Ils obtiendront réparation. Dans un arrêt rendu ce mardi, la cour d’appel de Bordeaux a reconnu le droit à l’indemnisation pour neuf vétérans. Ces militaires ont été irradiés lors des essais nucléaires français menés dans le Sahara algérien et en Polynésie entre 1960 et 1996. Le ministère de la Défense devra fournir « des propositions d’indemnisations des préjudices subis ».
Les « irradiés de la République »
Cette décision survient au terme d’un long combat associatif pour faire reconnaître le statut d’ « irradiés de la République » à ces victimes des essais nucléaires. Mais la bataille n’est pas gagnée. La procédure judiciaire incluait dix-sept dossiers. Huit n’ont donc pas obtenu gain de cause.
Pour eux, l’Association des Vétérans des Essais nucléaires (AVEN) de Gironde « réfléchit à poursuivre le combat en déposant des recours auprès du Conseil d’Etat, et s’il le faut jusqu’à la Cour européenne des droits de l’Homme (CEDH) », a-t-elle indiqué à l’AFP.
Liste des pathologies recensées parmi les membres de l’AVEN
Un comité d’indemnisation critiqué
150 000 personnes, civils comme militaires, ont pu subir les radiations des 210 essais nucléaires menés par l’Etat français. En 2010, le gouvernement a fait voter une loi d’indemnisation des victimes (loi Morin du 5 janvier 2010), qui prévoit la création du Comité d’indemnisation des victimes des essais nucléaires (Civen).
Ce comité est chargé d’évaluer la « probabilité de causalité » entre l’exposition aux tirs nucléaires et les pathologies développées par les vétérans à la suite de ces essais. Une tâche particulièrement difficile, alors qu’à l’époque, la plupart des militaires ne portaient pas de dosimètre et ne bénéficiaient d’aucune prise en charge spécifique. A ce jour, le Civen a reçu 911 demandes d’indemnisations. Seules seize ont abouti.

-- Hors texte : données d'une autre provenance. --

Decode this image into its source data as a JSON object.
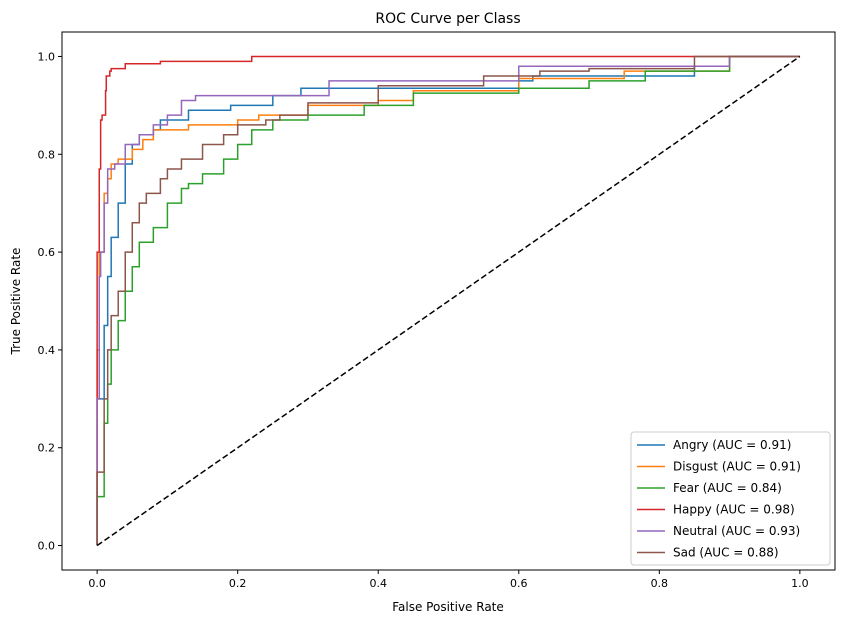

Sous le feu des critiques, le comité est accusé de freiner les procédures. Pour l’une des avocats des victimes, Cécile Labrunie, citée par le journal Le Monde « il est absurde de mettre en place un système d’indemnisation qui n’indemnise personne ».
« Torse nu, avec le champignon nucléaire en arrière-fond »
Au début des essais, les risques liés à l’exposition nucléaire restaient méconnus du grand public, comme en témoigne un vétéran de la marine nationale dans un reportage du journal de la chaîne Polynésie 1ère (voir ci-dessous). Il se prend en photo devant le champignon du tir nucléaire, insouciant.
Parmi les cas examinés à Bordeaux figurent des mécaniciens, des topographes, des radio-télégraphistes et des ambulanciers. Certains ont séjourné moins d’un an dans les régions d’essais ; d’autres y sont restés plusieurs années. Tous ont développé des pathologies graves, voire fatales.
Malgré cette victoire en demi-teinte, l’AVEN s’est réjouie des décisions rendues mardi. « C’est une véritable avancée pour nous, et cela veut dire que la justice est en marche, témoigne à l’AFP sa présidente Marie-Josée Floch. Ces décisions ont toutes les chances de faire jurisprudence, car plus de la moitié des demandes d’indemnisation rejetées initialement par le CIVEN ont eu gain de cause en appel ».